@brucek Where were you hoping to go with this thread? I'd like to think many single and double purchase counter-weight houses utilize hemp, or similar, spot lines including multi-line spot line sets to add additional full width pipes between their single or double purchase counter-weighted line sets. I miss the old terms and calls; such as: Short short, short, short centre, centre, long centre, long and long long. (Naming and referring to the individual lines in a seven line set.) Calls such as: "Feet on!" and "Feet off!" when the flyman wanted stagehands to hold the pipe tightly to the deck while he took and equalized tension on all the individual lines within a given line set and then when he wanted them to stand clear while he lifted it approximately three or four feet off the deck and took a tie prior to the deck carps securing a drop, or whatever, to the pipe. One of the pains of real hemp was how humidity / moisture affected trims with the longer lines being affected more than the shorter lines resulting in not only changes in trim heights but pipes tilting at angles with reference to the deck. More modern line materials better resisted changes due to humidity / moisture content / temperature. Thanks @brucek for an interesting post sparking many happy memories. (but not the memories of festering slivers from dirty hemp) I don't much miss 100 pound sand bags and bag lines to grunt the bags a little to allow the flyman to re-trim the individual lines within a given line set.Does anyone know of any list of currently working hemp houses in the north east...or anywhere at this point?
Thanks
@gafftapegreenia With two rows of pins, upper and lower: You often tied your 'in' trim on the lower row and your 'out' trim on the upper row. Cheaper, or less well planned, installations had only a single row of pins; you normally tied your 'in' trim on a pin and left it there neat and precise then tied your out trim on an adjacent empty pin if / when you had one. If / when you had no spare adjacent pins, you tied your 'in' trim neat and pretty then overhauled the piece out and tied your 'out' trim on the same pin on top of your 'in' trim without destroying its accuracy. I don't miss the festering slivers from dirty, grimy hemp. Thanks for the memories.@RonHebbard , you make an important point about hybrid spaces.

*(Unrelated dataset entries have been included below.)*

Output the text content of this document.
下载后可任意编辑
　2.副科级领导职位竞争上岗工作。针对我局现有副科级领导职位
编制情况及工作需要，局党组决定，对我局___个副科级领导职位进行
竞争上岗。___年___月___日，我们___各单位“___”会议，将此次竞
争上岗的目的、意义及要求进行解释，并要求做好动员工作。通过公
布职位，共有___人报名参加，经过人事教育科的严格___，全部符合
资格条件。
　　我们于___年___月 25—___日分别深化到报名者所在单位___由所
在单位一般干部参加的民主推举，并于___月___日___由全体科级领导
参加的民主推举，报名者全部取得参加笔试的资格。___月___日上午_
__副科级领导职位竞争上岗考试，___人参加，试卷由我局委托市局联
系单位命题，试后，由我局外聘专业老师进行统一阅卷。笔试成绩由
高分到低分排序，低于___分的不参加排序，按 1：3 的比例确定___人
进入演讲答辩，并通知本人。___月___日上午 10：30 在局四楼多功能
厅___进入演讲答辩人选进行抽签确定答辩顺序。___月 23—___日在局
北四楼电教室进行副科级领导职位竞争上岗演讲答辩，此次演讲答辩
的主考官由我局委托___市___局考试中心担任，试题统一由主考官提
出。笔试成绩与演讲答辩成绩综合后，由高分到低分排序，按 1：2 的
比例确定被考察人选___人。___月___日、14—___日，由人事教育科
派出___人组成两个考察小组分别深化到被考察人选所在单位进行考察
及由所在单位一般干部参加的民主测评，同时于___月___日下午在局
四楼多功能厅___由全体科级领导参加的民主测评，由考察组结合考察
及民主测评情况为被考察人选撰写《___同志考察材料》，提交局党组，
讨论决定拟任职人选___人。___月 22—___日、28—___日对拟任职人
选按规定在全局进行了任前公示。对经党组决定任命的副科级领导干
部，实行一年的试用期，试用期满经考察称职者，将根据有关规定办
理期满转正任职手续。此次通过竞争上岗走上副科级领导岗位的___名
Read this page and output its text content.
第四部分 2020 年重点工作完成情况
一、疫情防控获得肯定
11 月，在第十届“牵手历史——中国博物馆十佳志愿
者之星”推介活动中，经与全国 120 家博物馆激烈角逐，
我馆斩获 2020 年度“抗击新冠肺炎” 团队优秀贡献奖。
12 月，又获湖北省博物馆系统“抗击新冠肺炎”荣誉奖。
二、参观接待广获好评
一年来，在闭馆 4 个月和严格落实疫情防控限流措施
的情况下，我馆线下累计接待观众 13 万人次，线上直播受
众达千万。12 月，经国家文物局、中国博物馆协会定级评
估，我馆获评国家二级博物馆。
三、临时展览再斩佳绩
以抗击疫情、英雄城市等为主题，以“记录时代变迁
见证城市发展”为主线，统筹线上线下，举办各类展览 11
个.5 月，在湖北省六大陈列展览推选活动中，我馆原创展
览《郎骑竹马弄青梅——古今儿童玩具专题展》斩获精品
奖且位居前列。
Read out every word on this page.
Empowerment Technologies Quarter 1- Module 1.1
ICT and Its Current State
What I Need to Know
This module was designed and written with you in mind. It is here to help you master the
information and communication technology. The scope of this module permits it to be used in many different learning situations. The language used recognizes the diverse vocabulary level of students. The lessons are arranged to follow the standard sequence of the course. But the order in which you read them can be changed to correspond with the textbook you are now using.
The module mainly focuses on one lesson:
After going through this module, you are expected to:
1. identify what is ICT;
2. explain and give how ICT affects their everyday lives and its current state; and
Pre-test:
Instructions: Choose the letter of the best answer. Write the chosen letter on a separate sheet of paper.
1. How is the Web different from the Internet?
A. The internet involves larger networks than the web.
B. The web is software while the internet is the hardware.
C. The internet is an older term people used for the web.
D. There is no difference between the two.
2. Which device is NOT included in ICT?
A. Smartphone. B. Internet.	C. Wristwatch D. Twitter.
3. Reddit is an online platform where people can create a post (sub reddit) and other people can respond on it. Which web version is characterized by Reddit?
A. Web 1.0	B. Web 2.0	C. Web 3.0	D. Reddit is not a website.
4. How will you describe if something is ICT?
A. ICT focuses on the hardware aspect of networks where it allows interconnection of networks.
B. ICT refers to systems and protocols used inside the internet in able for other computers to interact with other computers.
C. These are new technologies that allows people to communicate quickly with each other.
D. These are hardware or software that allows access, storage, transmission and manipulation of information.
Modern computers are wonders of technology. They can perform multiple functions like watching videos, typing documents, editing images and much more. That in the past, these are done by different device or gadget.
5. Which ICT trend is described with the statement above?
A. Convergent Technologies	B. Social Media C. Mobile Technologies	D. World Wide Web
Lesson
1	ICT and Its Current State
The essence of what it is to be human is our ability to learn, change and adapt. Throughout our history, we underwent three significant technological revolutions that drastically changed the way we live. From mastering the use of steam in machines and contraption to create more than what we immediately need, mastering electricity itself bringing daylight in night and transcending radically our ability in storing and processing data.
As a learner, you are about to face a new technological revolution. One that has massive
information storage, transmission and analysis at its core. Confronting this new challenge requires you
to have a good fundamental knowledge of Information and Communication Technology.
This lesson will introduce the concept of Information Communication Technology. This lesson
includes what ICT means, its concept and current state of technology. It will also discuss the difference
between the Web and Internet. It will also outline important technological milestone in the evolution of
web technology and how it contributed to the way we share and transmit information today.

My college’s theatre, built in 1974, has a mid level gallery with a hemp pinrail, in addition to about 35 standard counterweight sets. We used the heck out of the pinrail for single picks, side tabs, and regular line sets for bigger shows. I loved having that flexibility.
@venuetech Understood and agreed. Whenever we had rockers in and had their pre-rigged truss sections supported by one or two of our single-purchase counter-weighted line sets we had to dang near sever their wrists when striking to keep them from removing their trusses prior to our loaders removing any of our counter-weights from our arbors. Trying to get the rockers out of their Loadstar mind set was virtually impossible. Hurry, hurry, hurry! Drop those trusses!!